À exceção da coral, as serpentes peçonhentas invariavelmente
apresentam fosseta loreal, ou seja, um pequeno buraco entre o olho e a narina
em cada lado da cabeça, que serve para que percebam as modificações de
temperatura à sua frente, permitindo que possam se movimentar e caçar à noite,
por exemplo. Se a cobra tiver um chocalho na ponta do rabo, sem dúvida é uma
cascavel. Se o rabo tem escamas arrepiadas e ponta de osso, trata-se de uma
surucucu-pico-de-jaca. Já uma cauda sem detalhes importantes é característica
das jararacas.
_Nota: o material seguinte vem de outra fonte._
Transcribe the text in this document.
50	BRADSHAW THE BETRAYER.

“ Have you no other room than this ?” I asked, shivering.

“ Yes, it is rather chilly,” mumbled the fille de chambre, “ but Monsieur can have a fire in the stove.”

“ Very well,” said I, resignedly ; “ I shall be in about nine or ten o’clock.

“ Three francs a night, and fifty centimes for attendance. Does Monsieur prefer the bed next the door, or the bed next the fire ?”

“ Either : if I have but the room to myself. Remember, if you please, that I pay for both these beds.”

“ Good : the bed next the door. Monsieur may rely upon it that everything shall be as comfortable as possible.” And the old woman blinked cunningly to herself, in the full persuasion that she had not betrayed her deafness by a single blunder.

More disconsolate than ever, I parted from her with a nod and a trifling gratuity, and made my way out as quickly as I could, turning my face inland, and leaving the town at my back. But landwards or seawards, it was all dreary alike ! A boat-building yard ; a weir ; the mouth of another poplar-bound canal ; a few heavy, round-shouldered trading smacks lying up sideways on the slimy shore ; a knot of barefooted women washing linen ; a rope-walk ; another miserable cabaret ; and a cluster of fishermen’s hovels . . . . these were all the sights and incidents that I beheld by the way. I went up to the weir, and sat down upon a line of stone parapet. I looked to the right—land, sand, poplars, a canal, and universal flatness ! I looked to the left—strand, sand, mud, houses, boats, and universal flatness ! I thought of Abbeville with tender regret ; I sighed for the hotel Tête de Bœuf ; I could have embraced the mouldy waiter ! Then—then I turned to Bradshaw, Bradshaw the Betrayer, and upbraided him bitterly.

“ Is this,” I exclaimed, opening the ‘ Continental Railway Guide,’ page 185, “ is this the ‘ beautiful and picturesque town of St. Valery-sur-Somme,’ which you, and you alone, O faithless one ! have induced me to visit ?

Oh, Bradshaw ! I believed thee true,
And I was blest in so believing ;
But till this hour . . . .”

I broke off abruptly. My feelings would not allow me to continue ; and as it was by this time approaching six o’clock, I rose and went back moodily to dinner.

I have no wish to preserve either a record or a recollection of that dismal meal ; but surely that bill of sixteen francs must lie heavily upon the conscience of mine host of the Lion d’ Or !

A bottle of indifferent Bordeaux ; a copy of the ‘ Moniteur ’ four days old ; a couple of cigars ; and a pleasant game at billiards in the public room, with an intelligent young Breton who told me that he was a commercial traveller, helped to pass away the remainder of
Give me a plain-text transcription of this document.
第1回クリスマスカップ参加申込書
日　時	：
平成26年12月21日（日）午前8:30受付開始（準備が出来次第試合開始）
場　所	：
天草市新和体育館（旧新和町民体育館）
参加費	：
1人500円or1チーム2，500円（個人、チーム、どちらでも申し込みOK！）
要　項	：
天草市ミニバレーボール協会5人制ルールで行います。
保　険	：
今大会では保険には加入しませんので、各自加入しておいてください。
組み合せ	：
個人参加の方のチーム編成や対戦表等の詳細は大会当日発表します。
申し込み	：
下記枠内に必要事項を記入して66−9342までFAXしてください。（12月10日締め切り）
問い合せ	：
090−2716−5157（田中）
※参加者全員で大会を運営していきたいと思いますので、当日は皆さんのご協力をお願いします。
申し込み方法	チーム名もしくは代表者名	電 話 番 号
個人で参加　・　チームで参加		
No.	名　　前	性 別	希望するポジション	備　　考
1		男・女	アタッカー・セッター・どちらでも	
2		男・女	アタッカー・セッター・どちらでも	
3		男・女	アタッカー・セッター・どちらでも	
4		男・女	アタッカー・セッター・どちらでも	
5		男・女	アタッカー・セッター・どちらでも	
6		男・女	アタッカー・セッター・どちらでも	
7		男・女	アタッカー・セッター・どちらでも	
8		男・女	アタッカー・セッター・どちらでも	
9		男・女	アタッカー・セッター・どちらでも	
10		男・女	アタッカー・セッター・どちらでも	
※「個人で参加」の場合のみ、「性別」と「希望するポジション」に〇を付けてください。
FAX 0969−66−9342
Segundo a DrªFan Hui Wen, médica infectologista que ocupa a
chefia interina do Hospital Vital Brazil no Instituto Butantan, em São Paulo
(SP), na primeira meia hora após a picada da jararaca, já é visível o edema
(inchaço) que começa a se formar no local atingido. “O inchaço aumenta
progressivamente e podem ocorrer dores. Devido à ação do veneno, na região da
picada aparecem manchas arroxeadas, caracterizando as equimoses, que são
sangramentos subcutâneos com aspecto semelhante ao de hematomas comuns”.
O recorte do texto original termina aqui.